Trench commemorates the approximately 4,000 Indigenous soldiers who served in the First World War. This art performance by Adrian Stimson (b.1964) took place on land near the artist’s family home in the Siksika (Blackfoot) Nation, an hour’s drive east of Calgary. Working from dawn to dusk over five days (May 23–27), Stimson dug a six-foot-deep trench. Guided by First World War manuals, he dug his trench in the U-shape pattern, which is also the Niitsitapi (Blackfoot) symbol of war, and shored it up with two hundred and fifty sandbags. The U-shape appears on the War Exploit Robe, n.d., of First World War Kainai (Blood) soldier Miistatosomitai (Michael Mountain Horse). The robe was designed by Eskimarwotome (Ambrose Two Chiefs) (c.1891–1968), and it documents Miistatosomitai’s significant First World War experiences, including many deadly encounters with opposing forces, in a black pictograph narrative on cowhide.
Stimson’s performance references Niitsitapi cultural practices that put the body under duress to enable healing. He hoped his toil would draw attention to the incompleteness of Indigenous First World War history and make it whole and worthy of honour.
Stimson participated in the Canadian Forces Artists Program and was stationed at Forward Operating Base Ma`sum Ghar and in Kandahar in Afghanistan in 2010. His performance art looks at identity construction, specifically the hybridization of the Indian, the cowboy, the shaman, and his Two Spirit (third gender) being, Buffalo Boy.

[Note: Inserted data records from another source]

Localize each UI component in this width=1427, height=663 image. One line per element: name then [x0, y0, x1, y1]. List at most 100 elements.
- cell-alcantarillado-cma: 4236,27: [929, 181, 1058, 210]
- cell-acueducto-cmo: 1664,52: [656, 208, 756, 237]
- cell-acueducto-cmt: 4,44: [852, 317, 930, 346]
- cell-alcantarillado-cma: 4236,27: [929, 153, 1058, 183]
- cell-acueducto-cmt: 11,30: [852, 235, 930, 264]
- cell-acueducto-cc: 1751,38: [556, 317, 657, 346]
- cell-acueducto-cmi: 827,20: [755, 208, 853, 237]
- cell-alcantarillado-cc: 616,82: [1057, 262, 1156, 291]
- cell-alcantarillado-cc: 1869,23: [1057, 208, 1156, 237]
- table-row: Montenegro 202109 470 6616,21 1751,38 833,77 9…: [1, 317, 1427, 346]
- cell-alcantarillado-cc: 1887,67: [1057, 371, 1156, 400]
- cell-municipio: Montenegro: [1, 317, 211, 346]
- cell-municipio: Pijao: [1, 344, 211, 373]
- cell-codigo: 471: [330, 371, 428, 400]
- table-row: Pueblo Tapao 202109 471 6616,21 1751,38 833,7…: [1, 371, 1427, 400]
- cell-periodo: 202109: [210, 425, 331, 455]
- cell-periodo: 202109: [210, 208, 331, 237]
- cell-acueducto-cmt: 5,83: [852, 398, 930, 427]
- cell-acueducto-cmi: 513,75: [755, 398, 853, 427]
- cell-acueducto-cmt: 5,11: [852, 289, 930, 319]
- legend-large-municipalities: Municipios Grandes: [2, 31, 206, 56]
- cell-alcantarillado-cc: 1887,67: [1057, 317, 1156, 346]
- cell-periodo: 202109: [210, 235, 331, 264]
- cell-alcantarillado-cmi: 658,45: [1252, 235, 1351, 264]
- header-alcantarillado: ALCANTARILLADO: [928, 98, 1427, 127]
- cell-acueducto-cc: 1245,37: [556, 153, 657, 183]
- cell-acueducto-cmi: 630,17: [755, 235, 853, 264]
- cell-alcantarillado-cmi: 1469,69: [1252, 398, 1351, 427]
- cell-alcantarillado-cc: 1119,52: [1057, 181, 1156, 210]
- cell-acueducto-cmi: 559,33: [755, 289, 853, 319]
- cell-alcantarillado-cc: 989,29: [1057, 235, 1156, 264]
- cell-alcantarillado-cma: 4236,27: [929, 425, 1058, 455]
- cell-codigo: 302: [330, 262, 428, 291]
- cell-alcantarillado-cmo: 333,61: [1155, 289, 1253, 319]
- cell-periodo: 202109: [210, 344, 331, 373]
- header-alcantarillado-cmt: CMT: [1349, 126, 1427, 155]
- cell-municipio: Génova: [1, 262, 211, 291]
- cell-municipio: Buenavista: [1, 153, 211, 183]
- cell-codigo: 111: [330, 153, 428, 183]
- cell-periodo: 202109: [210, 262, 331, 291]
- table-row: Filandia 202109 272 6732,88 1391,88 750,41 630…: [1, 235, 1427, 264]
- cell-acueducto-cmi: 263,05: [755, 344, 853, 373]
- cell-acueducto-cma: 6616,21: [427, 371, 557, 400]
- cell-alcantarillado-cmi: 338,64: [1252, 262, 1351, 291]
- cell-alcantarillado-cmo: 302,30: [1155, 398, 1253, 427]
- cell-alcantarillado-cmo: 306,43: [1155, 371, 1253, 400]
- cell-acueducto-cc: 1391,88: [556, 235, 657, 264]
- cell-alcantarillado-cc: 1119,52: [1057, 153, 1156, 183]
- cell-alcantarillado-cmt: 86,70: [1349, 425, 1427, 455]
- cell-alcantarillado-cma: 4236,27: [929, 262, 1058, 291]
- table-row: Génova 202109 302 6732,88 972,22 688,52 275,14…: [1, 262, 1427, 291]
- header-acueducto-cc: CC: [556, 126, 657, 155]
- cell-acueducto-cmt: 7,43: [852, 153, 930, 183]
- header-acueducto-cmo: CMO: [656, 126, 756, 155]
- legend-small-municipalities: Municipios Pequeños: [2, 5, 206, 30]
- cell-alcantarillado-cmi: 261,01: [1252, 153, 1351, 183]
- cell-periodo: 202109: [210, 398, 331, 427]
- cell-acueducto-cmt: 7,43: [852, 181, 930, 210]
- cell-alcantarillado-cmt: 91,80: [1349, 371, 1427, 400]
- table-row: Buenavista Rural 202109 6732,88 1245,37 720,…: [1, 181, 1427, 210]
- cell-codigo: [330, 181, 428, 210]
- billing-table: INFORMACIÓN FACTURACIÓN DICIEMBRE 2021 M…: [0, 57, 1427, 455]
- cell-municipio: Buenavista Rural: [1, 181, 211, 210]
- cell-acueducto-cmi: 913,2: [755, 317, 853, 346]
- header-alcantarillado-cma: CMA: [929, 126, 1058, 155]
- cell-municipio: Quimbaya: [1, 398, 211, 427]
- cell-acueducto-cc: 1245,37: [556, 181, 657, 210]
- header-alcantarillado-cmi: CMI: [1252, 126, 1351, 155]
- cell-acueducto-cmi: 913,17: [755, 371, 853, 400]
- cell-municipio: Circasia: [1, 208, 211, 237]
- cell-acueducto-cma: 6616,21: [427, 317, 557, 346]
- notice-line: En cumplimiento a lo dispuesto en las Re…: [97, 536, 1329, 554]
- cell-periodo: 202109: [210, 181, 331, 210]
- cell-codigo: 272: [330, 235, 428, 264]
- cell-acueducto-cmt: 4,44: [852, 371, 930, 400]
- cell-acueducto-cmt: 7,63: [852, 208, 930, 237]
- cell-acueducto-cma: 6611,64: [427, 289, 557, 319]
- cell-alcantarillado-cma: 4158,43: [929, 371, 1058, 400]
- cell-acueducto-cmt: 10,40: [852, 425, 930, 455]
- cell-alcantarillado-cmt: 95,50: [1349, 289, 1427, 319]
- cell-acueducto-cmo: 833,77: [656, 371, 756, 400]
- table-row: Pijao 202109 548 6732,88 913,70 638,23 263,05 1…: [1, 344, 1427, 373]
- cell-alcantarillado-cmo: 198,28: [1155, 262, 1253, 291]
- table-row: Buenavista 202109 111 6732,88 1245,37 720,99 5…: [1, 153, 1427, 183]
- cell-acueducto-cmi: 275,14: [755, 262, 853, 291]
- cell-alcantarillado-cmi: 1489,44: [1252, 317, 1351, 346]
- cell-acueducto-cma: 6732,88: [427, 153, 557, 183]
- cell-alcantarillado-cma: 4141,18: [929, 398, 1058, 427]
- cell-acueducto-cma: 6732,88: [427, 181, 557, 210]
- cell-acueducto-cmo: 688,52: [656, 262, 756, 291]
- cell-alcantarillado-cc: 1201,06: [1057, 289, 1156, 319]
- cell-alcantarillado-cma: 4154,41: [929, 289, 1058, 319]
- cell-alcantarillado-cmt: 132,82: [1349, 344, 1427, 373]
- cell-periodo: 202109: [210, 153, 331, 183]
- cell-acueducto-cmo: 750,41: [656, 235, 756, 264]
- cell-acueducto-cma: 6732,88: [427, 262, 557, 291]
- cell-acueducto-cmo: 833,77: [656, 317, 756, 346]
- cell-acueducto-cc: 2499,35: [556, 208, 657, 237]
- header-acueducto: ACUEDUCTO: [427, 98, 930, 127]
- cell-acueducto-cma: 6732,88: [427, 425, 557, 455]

Performance art is rare in Canadian war art, and Stimson’s Trench is unique. It shares similar goals to those that motivated U.K. artist Jeremy Deller (b.1966) to break down barriers between past and present. Deller memorably commemorated the opening day of the 1916 Battle of the Somme with a performance piece entitled we’re here because we’re here—the words of a First World War soldier song. On July 1, 2016, Deller organized some 1,600 volunteers, all men, to dress in replica First World War British Army uniforms and appear in groups at railway stations, shopping centres, and other places to represent an individual soldier who died on the first day of the battle. When approached by members of the public, they did not speak but instead handed out cards bearing the name, age, and regiment of the person they represented.